Elle a pour objet de prolonger, jusqu'au 31 décembre 2003, une disposition prise en 1997 pour lutter contre l'évasion fiscale en matière de TVA sur les biens immeubles.

· Demandes présentées par le Royaume-Uni

Elles ont pour but d'autoriser le Royaume-Uni :

- à prolonger un dispositif tendant à éviter que les entreprises ne fassent baisser artificiellement le prix qu'elles font payer à une société liée à elles pour une fourniture intracommunautaire de marchandises ;

- et à recourir à un système optionnel spécial (régime de l'encaissement) pour la déductibilité de la TVA en amont.

Ces dérogations seraient valables jusqu'au 31 décembre 2003.

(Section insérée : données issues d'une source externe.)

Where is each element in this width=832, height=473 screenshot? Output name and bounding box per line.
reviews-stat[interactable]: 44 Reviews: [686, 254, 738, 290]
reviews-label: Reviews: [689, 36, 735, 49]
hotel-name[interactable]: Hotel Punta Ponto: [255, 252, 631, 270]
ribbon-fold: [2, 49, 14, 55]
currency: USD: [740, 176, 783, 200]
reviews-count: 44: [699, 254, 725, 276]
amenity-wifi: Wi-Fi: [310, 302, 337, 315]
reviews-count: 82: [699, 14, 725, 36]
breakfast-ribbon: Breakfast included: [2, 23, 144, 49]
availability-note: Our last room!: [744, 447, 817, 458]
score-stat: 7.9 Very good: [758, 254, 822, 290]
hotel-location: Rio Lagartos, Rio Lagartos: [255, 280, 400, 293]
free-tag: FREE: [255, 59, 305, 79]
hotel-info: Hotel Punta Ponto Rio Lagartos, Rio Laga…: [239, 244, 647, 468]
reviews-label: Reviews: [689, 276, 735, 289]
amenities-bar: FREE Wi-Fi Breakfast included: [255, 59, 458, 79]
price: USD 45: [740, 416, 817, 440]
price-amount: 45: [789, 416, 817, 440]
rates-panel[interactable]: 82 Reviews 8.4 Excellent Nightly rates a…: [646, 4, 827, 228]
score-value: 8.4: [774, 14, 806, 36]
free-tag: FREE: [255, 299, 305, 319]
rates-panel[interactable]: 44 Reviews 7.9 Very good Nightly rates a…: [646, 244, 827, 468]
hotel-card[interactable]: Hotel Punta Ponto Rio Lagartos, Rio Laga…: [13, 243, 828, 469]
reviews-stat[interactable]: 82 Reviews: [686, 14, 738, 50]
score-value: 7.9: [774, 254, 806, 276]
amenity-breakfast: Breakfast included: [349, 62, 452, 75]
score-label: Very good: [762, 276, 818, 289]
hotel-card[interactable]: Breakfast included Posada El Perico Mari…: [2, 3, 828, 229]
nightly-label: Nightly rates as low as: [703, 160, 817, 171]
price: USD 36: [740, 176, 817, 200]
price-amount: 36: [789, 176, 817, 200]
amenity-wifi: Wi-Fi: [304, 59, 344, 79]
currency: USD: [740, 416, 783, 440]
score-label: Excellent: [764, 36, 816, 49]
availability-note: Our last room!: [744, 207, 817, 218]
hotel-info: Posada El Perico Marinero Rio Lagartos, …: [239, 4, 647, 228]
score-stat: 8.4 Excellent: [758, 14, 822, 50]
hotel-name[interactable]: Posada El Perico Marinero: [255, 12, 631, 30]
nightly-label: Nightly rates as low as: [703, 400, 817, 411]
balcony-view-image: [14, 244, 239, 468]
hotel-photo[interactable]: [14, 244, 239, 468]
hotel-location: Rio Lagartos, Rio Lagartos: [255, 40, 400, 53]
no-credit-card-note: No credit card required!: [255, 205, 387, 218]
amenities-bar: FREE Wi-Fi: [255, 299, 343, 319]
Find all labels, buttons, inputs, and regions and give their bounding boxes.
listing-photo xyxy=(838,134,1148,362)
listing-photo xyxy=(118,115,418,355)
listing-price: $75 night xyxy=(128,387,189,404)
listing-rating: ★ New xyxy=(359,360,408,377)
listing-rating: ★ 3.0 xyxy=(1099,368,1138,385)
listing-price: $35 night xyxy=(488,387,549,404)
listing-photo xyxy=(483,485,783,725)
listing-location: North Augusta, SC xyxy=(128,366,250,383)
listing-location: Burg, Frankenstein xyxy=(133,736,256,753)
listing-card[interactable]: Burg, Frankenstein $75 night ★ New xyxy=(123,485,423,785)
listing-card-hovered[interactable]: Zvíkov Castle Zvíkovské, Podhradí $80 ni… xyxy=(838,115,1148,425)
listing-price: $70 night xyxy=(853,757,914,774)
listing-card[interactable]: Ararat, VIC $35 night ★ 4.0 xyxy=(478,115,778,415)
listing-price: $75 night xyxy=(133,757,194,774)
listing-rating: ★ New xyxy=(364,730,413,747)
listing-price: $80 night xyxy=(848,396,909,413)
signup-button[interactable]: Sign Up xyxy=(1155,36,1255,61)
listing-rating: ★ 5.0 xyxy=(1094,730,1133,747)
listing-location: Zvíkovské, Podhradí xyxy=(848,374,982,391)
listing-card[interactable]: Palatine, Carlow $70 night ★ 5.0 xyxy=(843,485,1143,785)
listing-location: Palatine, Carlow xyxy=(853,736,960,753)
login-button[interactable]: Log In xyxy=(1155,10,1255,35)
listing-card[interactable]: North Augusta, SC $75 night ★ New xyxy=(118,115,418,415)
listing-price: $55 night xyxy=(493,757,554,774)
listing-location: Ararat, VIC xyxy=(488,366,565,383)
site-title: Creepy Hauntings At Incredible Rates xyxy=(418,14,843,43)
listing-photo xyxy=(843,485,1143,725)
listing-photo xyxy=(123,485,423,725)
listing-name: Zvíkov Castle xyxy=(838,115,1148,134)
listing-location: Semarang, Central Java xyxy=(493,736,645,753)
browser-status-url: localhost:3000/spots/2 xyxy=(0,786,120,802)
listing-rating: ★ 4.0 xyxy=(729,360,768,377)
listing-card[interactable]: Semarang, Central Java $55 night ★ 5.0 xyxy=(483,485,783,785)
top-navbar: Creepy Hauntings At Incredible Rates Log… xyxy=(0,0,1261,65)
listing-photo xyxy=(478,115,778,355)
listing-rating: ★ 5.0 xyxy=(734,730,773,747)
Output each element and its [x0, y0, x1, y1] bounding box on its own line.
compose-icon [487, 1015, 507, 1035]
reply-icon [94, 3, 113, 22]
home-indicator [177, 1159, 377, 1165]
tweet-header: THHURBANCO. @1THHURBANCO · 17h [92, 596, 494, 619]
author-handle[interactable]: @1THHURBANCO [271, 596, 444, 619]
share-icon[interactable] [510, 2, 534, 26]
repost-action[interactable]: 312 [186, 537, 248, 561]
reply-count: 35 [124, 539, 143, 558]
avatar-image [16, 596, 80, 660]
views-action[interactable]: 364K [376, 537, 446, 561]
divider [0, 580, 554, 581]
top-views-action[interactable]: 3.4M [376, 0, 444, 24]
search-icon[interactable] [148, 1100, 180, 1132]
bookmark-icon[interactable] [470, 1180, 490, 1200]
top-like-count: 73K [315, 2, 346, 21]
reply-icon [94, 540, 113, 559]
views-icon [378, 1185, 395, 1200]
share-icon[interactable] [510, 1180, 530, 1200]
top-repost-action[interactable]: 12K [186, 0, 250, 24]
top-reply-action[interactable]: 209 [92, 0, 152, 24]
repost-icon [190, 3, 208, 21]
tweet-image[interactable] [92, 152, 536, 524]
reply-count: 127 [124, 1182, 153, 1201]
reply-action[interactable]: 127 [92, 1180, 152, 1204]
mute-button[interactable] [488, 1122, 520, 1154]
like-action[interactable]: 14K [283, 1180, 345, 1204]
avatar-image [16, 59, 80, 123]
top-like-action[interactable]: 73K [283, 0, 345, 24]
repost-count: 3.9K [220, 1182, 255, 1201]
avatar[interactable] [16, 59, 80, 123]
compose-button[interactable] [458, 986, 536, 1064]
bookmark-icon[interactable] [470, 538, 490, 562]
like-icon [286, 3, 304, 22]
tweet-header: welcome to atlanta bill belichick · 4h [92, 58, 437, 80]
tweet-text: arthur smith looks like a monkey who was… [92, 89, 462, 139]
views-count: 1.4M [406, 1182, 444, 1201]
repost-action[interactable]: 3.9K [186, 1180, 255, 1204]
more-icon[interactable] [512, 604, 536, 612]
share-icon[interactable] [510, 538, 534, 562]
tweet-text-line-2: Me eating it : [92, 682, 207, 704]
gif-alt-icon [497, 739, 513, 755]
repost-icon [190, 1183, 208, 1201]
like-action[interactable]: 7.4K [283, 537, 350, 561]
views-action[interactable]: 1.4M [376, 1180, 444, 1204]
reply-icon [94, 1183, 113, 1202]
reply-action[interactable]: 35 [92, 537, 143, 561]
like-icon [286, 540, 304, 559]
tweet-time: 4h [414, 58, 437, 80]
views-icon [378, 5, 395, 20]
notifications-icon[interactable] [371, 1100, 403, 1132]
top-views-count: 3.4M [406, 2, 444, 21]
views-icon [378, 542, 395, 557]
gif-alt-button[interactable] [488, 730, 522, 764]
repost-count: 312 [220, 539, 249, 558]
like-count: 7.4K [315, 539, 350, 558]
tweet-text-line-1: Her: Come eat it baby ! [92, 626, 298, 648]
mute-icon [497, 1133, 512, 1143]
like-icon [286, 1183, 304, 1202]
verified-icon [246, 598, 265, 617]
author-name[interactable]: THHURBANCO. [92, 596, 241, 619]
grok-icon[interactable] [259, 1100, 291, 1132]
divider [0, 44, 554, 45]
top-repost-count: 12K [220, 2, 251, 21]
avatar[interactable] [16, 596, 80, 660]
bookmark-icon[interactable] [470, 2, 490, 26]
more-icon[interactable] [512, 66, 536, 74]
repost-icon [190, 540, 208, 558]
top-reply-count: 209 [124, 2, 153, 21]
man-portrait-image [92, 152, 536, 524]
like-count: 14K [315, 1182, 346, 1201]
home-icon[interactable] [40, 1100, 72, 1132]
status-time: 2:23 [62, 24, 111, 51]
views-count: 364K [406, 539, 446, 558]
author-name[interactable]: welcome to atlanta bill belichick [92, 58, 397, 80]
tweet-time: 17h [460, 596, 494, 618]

· Demande présentée par les Pays-Bas

Elle a pour objet de proroger l'autorisation :

- d'appliquer le mécanisme dit de « reverse charge » pour la perception de la TVA dans le secteur de la confection ;

- d'appliquer un régime de TVA particulier dans le secteur des matériaux usagés et des déchets.

*

Chaque Etat membre et la Commission disposent d'un délai de deux mois pour demander, s'ils le jugent nécessaire, que ces demandes soient évoquées en réunion du Conseil. A défaut, les décisions du Conseil autorisant ces dérogations seront réputées acquises.

Ces mesures dérogatoires n'auront bien entendu d'incidence fiscale que dans les pays concernés. Dans ces conditions, la délégation n'a pas estimé nécessaire d'intervenir à leur sujet.